7. A method of sample separation, the method comprising the steps of:

moving product and contaminant along a first channel in a first direction at different speeds for the product and contaminant until product and contaminant enter a waste well;

allowing dilution of contaminant in the waste well; and

reversing the direction of movement of the product and contaminant to separate product from the contaminant.

8. The method of claim 7 in which the sample is obtained through polymerase chain reaction.

9. The method of claim 8 in which the product is DNA and the contaminant is PCR raw material.

10. The method of claim 7 in which the product and contaminant are moved by application of an electric potential along the channel.

11. The method of claim 10 in which the product is DNA, the contaminant is PCR raw material and the waste well is filled with running buffer.

12. The method of claim 7 in which diluting the contaminant is achieved by diffusion during a pause in application of electrophoresis.

13. The method of claim 7 in which diluting the contaminant is achieved by rinsing the waste well.

14. A method of detecting product in a sample containing product and contaminant, the method comprising the steps of:

moving product and contaminant along a channel in a first direction at different speeds for the product and contaminant until product and contaminant enter a waste well;

diluting contaminant in the waste well;

reversing the direction of movement of the product and contaminant to separate product from the contaminant; and

detecting product at a detection point in the channel.

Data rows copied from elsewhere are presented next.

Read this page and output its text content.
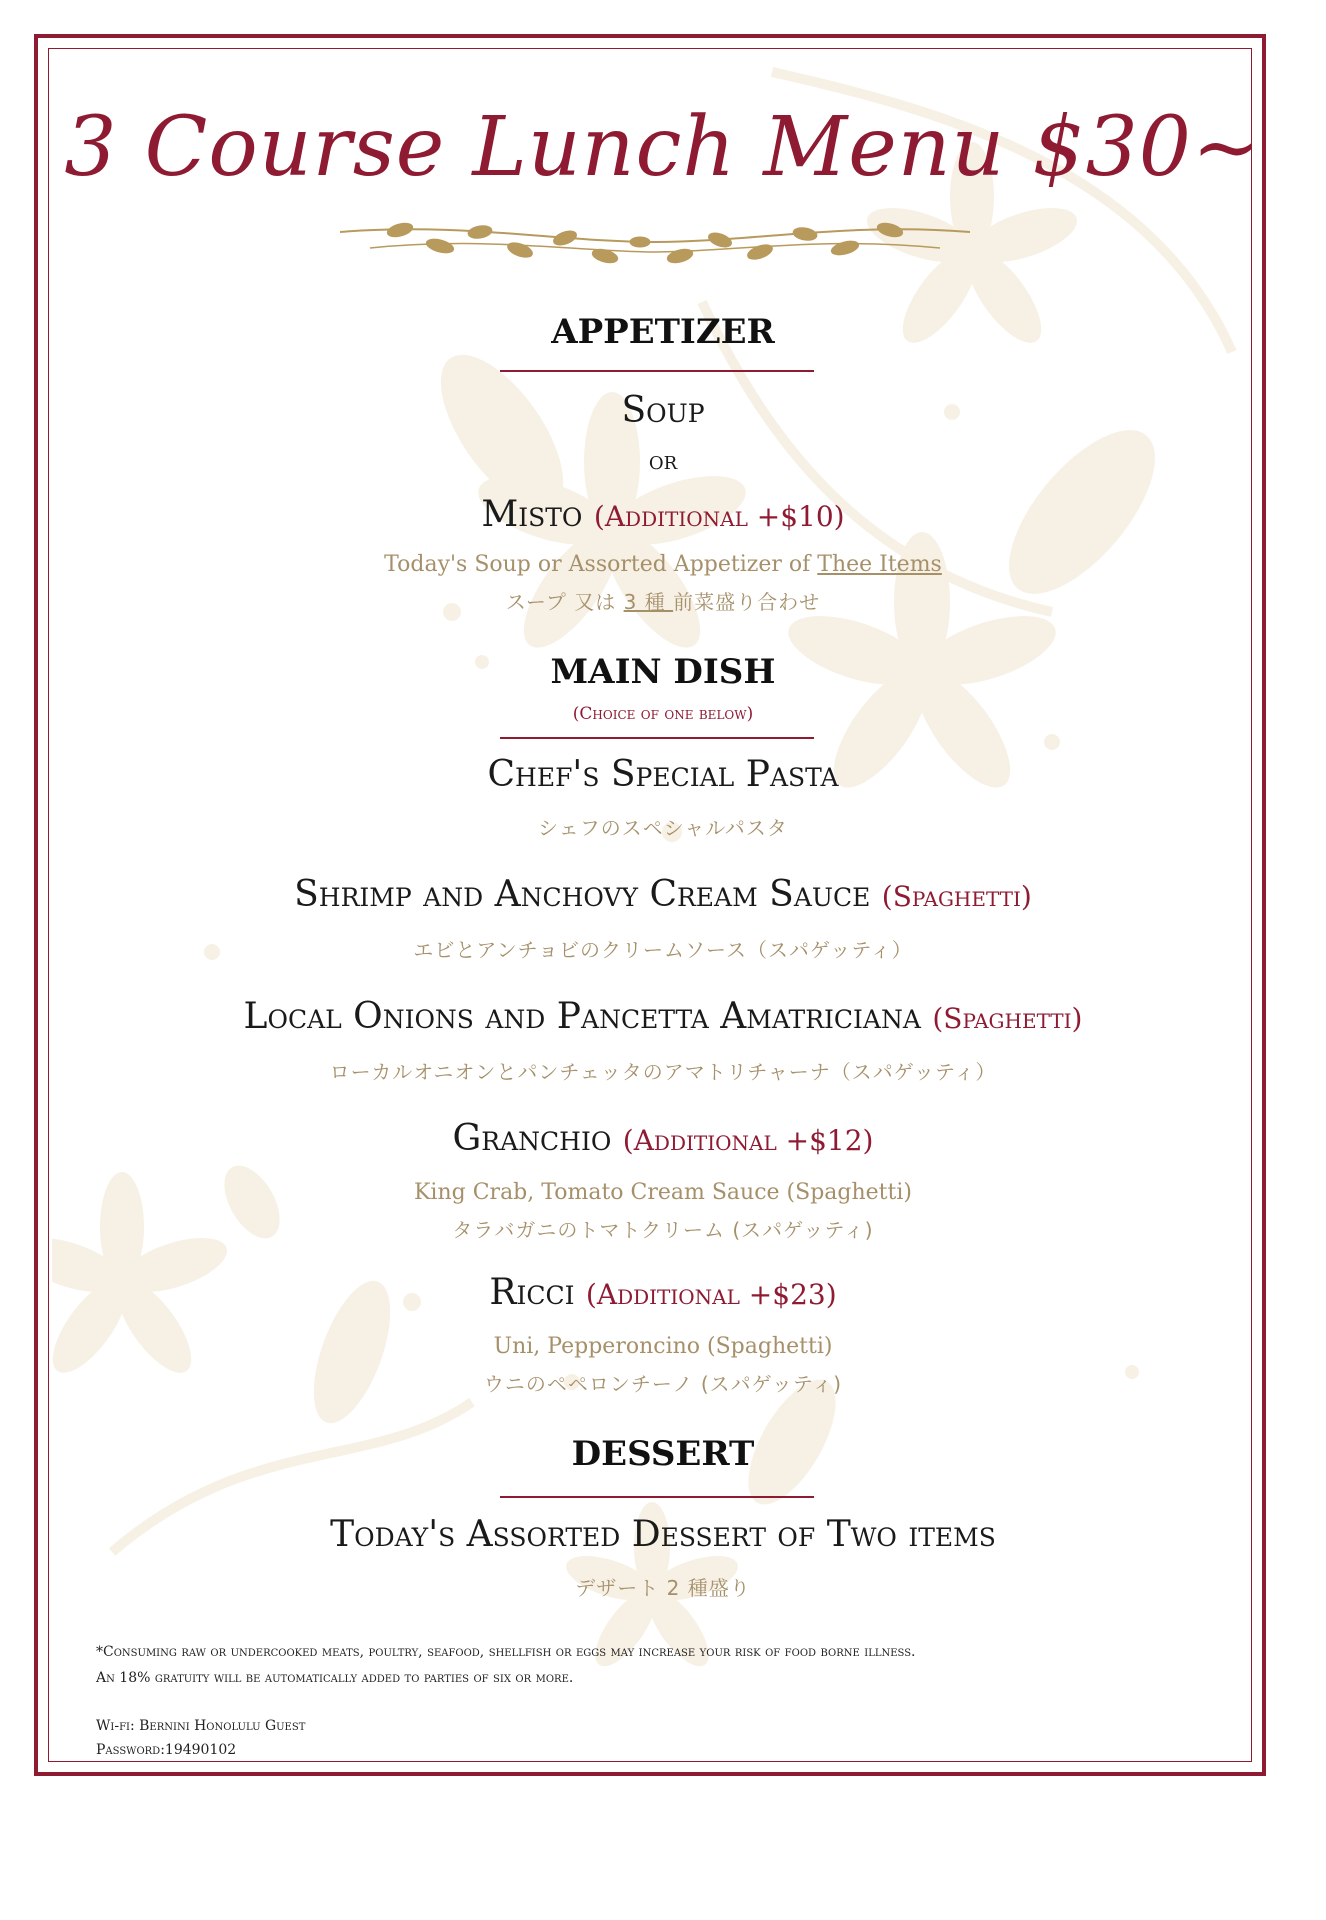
3 Course Lunch Menu $30~
APPETIZER
Soup
or
Misto (Additional +$10)
Today's Soup or Assorted Appetizer of Thee Items
スープ 又は 3 種 前菜盛り合わせ
MAIN DISH
(Choice of one below)
Chef's Special Pasta
シェフのスペシャルパスタ
Shrimp and Anchovy Cream Sauce (Spaghetti)
エビとアンチョビのクリームソース（スパゲッティ）
Local Onions and Pancetta Amatriciana (Spaghetti)
ローカルオニオンとパンチェッタのアマトリチャーナ（スパゲッティ）
Granchio (Additional +$12)
King Crab, Tomato Cream Sauce (Spaghetti)
タラバガニのトマトクリーム (スパゲッティ)
Ricci (Additional +$23)
Uni, Pepperoncino (Spaghetti)
ウニのペペロンチーノ (スパゲッティ)
DESSERT
Today's Assorted Dessert of Two items
デザート 2 種盛り
*Consuming raw or undercooked meats, poultry, seafood, shellfish or eggs may increase your risk of food borne illness.
An 18% gratuity will be automatically added to parties of six or more.
Wi-fi: Bernini Honolulu Guest
Password:19490102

15. The method of claim 14 in which the channel is defined in a device and sample is obtained through polymerase chain reaction carried out on the device.

16. The method of claim 14 in which the product is DNA and the contaminant is PCR raw material.

17. The method of claim 14 in which the product and contaminant are moved by application of an electric potential along the channel.

18. The method of claim 17 in which the product is DNA, the contaminant is PCR raw material and the waste well is filled with running buffer.

19. The method of claim 14 further comprising isolating the separated product by drawing the separated product sample into a second channel intersecting the first channel.

20. The method of claim 14 in which diluting the contaminant is achieved by pausing movement of the contaminant to allow diffusion of the contaminant into the waste well.